ESPN’s Adrian Wojnarowski and Zach Lowe dropped a bombshell report on the most recent revenue findings for the 2019-20 NBA season Wednesday afternoon.
Between losses in gate revenue ($800 million) and sponsorships ($400 million) in the wake of the COVID-19 pandemic and the damage inflicted on the league’s relationship with China after then-Rockets GM Daryl Morey tweeted in support of free speech protests in Hong Kong during the preseason ($200 million), ESPN reported that the NBA’s revenue dipped 10% to $8.3 billion for the season, citing figures shared with teams by the league office.
The news is made even more significant by the fact that negotiations between the NBA and NBPA to modify the current CBA are ongoing — and scheduled to conclude Oct. 30 at the latest. Buzz has swirled for months that the league would seek to artificially set the 2020-21 salary cap near $109 million (where it sat entering last season).
But if set based on this season’s Basketball Related Income in a vacuum? ESPN reported the cap line would fall around $90 million.

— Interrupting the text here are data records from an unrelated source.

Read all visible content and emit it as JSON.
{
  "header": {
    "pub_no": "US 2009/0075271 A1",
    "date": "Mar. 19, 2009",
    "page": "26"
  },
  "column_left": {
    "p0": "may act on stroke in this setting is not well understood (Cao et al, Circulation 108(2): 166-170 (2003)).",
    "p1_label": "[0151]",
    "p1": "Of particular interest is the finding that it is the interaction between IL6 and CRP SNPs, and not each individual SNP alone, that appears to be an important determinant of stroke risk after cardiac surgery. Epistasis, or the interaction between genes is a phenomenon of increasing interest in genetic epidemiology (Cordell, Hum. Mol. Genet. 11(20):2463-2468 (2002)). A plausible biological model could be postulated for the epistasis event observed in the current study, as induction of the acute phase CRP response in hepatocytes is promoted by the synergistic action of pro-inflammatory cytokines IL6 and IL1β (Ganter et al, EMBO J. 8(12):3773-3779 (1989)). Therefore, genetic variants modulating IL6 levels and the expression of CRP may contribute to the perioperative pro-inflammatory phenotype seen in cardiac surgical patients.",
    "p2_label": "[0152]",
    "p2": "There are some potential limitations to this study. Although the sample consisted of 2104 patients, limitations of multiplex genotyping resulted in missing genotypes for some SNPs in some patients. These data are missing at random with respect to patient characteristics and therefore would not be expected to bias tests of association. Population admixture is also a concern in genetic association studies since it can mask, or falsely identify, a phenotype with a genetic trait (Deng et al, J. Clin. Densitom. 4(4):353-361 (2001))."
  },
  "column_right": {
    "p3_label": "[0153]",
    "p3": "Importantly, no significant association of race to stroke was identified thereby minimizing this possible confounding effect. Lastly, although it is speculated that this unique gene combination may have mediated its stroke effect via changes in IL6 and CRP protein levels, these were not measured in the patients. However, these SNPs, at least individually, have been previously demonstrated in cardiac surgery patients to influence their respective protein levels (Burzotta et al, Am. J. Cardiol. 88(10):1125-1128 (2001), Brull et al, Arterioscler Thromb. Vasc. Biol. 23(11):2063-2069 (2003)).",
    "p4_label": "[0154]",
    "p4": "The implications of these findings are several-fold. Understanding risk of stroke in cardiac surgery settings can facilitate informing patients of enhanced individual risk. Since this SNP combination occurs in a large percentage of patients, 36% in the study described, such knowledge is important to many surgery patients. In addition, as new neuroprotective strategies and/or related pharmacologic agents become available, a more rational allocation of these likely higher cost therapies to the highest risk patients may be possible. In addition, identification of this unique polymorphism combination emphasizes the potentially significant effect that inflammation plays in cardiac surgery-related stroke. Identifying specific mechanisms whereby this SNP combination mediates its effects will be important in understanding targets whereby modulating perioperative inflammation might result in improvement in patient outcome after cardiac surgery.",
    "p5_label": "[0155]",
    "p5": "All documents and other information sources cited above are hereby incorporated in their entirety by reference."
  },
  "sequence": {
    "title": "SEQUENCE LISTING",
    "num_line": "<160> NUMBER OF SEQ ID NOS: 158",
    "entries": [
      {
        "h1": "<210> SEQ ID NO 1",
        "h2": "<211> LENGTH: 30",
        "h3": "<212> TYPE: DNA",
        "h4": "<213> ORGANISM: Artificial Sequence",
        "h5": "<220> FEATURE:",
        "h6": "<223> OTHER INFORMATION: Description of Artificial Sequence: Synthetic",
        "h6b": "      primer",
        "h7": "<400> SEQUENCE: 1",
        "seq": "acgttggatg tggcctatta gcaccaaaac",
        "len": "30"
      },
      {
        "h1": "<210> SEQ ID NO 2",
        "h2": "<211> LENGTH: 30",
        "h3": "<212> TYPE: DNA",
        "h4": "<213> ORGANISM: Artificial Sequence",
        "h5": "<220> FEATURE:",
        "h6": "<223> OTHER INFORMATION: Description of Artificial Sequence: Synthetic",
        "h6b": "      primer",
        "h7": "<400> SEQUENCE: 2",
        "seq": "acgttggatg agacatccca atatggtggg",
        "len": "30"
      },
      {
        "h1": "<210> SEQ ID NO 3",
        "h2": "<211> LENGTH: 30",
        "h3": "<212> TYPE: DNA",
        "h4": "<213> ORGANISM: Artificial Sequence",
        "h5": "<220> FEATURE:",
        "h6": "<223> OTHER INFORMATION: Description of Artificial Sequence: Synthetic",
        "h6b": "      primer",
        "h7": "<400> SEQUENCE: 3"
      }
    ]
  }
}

So suffice it to say teams will be counting on a resolution that lands closer to the former. The ESPN report cited players leaving a higher percentage of their salary in escrow as one way to bridge that gap. Normally, the league places 10 percent of player salaries in escrow, to be distributed amongst teams if the sum of player salaries exceeds the agreed-upon share of the BRI players are slated to receive (per ESPN, roughly 50%) for a given year.
On the bright side: The report said the Disney World bubble recouped $1.5 billion in revenue that might have been lost had the season ended when COVID-19 paused it on March 11. And no positive tests came out of the bubble among players, staff and media.
The Bulls haven’t played since March, are projected to operate over the cap this offseason and own the Nos. 4 and 44 overall picks in the Nov. 18 draft. The offseason and 2020-21 schedule are still being hashed out between the league and players association.